כתובות כא ע”א: ודוקא אחספא, אבל אמגלתא לא, דלמא משכח לה איניש דלא מעלי וכתב עילויה מאי דבעי, ותנן: הוציא עליו כתב ידו שהוא חייב לו, גובה מנכסים בני חורין.
In the autumn of 2001 after suffering a stroke, Rav Chaim Kanievsky was recuperating in the Mayenei Hayeshua Hospital in Bnei Brak. His therapist asked Rav Chaim to write something on a sheet of paper to accustom him to once again using his hands and fingers. Slowly and painstakingly, he wrote these words, “Yekum purkan min shemaya.” The therapist was taken aback. “I have been doing this work for years,” he said to the great sage. “Every single person – without fail – whom I ask to write something, always signs his name. Why did the Rov not do that?” Rav Chaim answered, “Chazal teach that a person should not write his name on a blank sheet of paper, lest a dishonest person find and write above the signature that the undersigned owes him money, and then he would be liable.”
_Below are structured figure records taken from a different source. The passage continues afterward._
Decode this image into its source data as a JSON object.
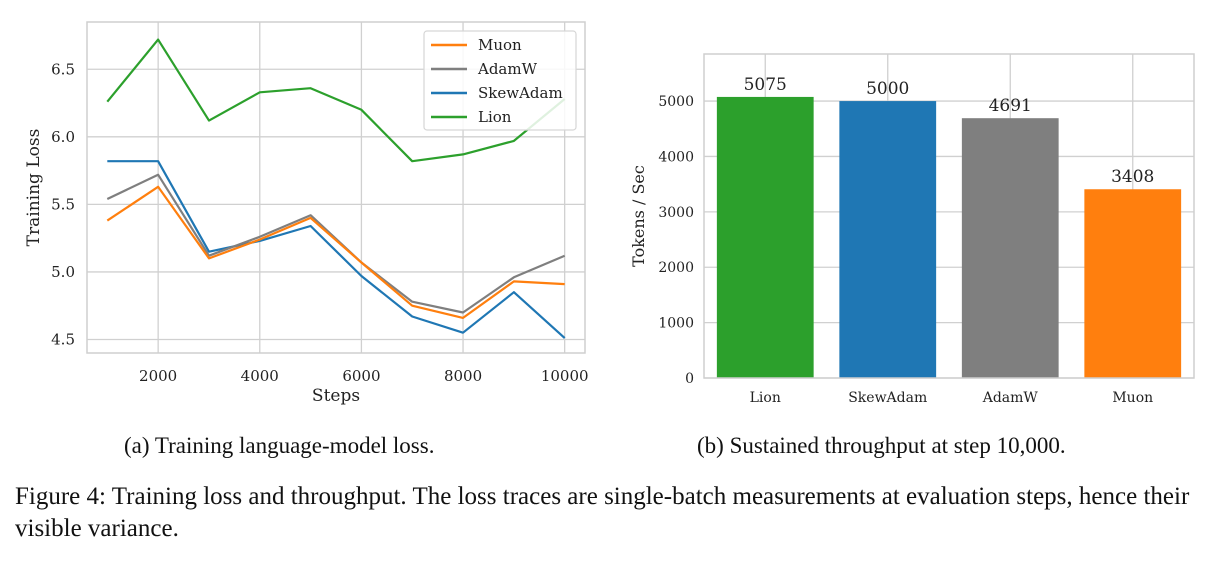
{
  "chart_data": [
    {
      "type": "line",
      "title": "",
      "xlabel": "Steps",
      "ylabel": "Training Loss",
      "x": [
        1000,
        2000,
        3000,
        4000,
        5000,
        6000,
        7000,
        8000,
        9000,
        10000
      ],
      "xlim": [
        600,
        10400
      ],
      "ylim": [
        4.4,
        6.85
      ],
      "xticks": [
        2000,
        4000,
        6000,
        8000,
        10000
      ],
      "xtick_labels": [
        "2000",
        "4000",
        "6000",
        "8000",
        "10000"
      ],
      "yticks": [
        4.5,
        5.0,
        5.5,
        6.0,
        6.5
      ],
      "ytick_labels": [
        "4.5",
        "5.0",
        "5.5",
        "6.0",
        "6.5"
      ],
      "grid": true,
      "legend": "top-right",
      "series": [
        {
          "name": "Muon",
          "color": "#ff7f0e",
          "values": [
            5.38,
            5.63,
            5.1,
            5.24,
            5.4,
            5.07,
            4.75,
            4.66,
            4.93,
            4.91
          ]
        },
        {
          "name": "AdamW",
          "color": "#7f7f7f",
          "values": [
            5.54,
            5.72,
            5.12,
            5.26,
            5.42,
            5.07,
            4.78,
            4.7,
            4.96,
            5.12
          ]
        },
        {
          "name": "SkewAdam",
          "color": "#1f77b4",
          "values": [
            5.82,
            5.82,
            5.15,
            5.23,
            5.34,
            4.97,
            4.67,
            4.55,
            4.85,
            4.51
          ]
        },
        {
          "name": "Lion",
          "color": "#2ca02c",
          "values": [
            6.26,
            6.72,
            6.12,
            6.33,
            6.36,
            6.2,
            5.82,
            5.87,
            5.97,
            6.28
          ]
        }
      ]
    },
    {
      "type": "bar",
      "title": "",
      "xlabel": "",
      "ylabel": "Tokens / Sec",
      "categories": [
        "Lion",
        "SkewAdam",
        "AdamW",
        "Muon"
      ],
      "values": [
        5075,
        5000,
        4691,
        3408
      ],
      "data_labels": [
        "5075",
        "5000",
        "4691",
        "3408"
      ],
      "colors": [
        "#2ca02c",
        "#1f77b4",
        "#7f7f7f",
        "#ff7f0e"
      ],
      "ylim": [
        0,
        5850
      ],
      "yticks": [
        0,
        1000,
        2000,
        3000,
        4000,
        5000
      ],
      "ytick_labels": [
        "0",
        "1000",
        "2000",
        "3000",
        "4000",
        "5000"
      ],
      "grid": true
    }
  ],
  "captions": {
    "a": "(a) Training language-model loss.",
    "b": "(b) Sustained throughput at step 10,000.",
    "figure": "Figure 4: Training loss and throughput. The loss traces are single-batch measurements at evaluation steps, hence their visible variance."
  }
}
According to another version, this story happened after Rav Chaim was awakened from anesthesia by his doctor. The doctor gave him a blank piece of paper and told him to sign his name, in order to see if he was fully alert. Rav Chaim wrote the letters ב”ב קעה ע”ב – the place where the Mishnah says that one’s signature may be used as a proof to collect money from him.